The situation is different in terms of the potential threat of arenaviruses as bioterror agents. Because they are stable when released as aerosols, Lassa virus or the South American agents could be propagated and used as weapons against population centers. A deliberate release would result in a wave of severe illness in persons exposed to the aerosol, but further person-to-person transmission would be minimal. As for the naturally occurring disease, methods of diagnosing arenaviral HF early in the course of illness will be critical for ensuring the success of therapy.

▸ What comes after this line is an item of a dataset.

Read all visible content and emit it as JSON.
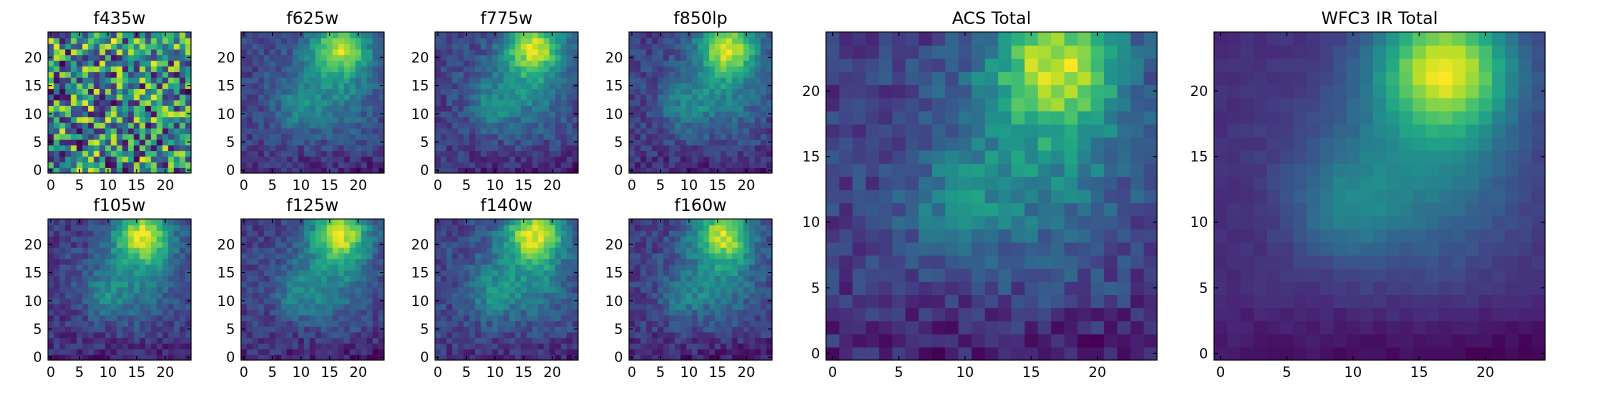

Given the small number of naturally occurring cases and the difficulty of predicting the pathogens most likely to be used by bioterrorists, the best strategy for countering the arenavirus threat is to develop a safe, easily administered, broad-spectrum antiviral drug that will be active against both Old World and New World viruses. Because many patients will only be diagnosed after severe illness has developed, a countermeasure is also needed to mitigate the damaging effects of host inflammatory responses, especially the increased vascular permeability that is responsible for multi-organ failure and shock. Progress towards the latter goal will require the refinement of animal models, including improved methods of measuring changes in vascular permeability during the course of illness.

V. Executive summary

A comprehensive strategy to reduce the impact of severe arenaviral infections in endemic areas will incorporate the following elements:

• rodent control measures, to reduce human exposure to infected animals;

• vaccines to protect those at greatest risk of infection;

• rapid diagnostic methods, to identify infected individuals early in the course of illness;

• a broad-spectrum antiviral drug, that ideally is effective both against arenaviruses and other viruses that more commonly infect humans;

• adjunctive therapies to block the increased vascular permeability that is the proximate cause of death in arenaviral HF.

Points 3-5 apply equally to the development of defenses against arenaviruses used as bioterror weapons.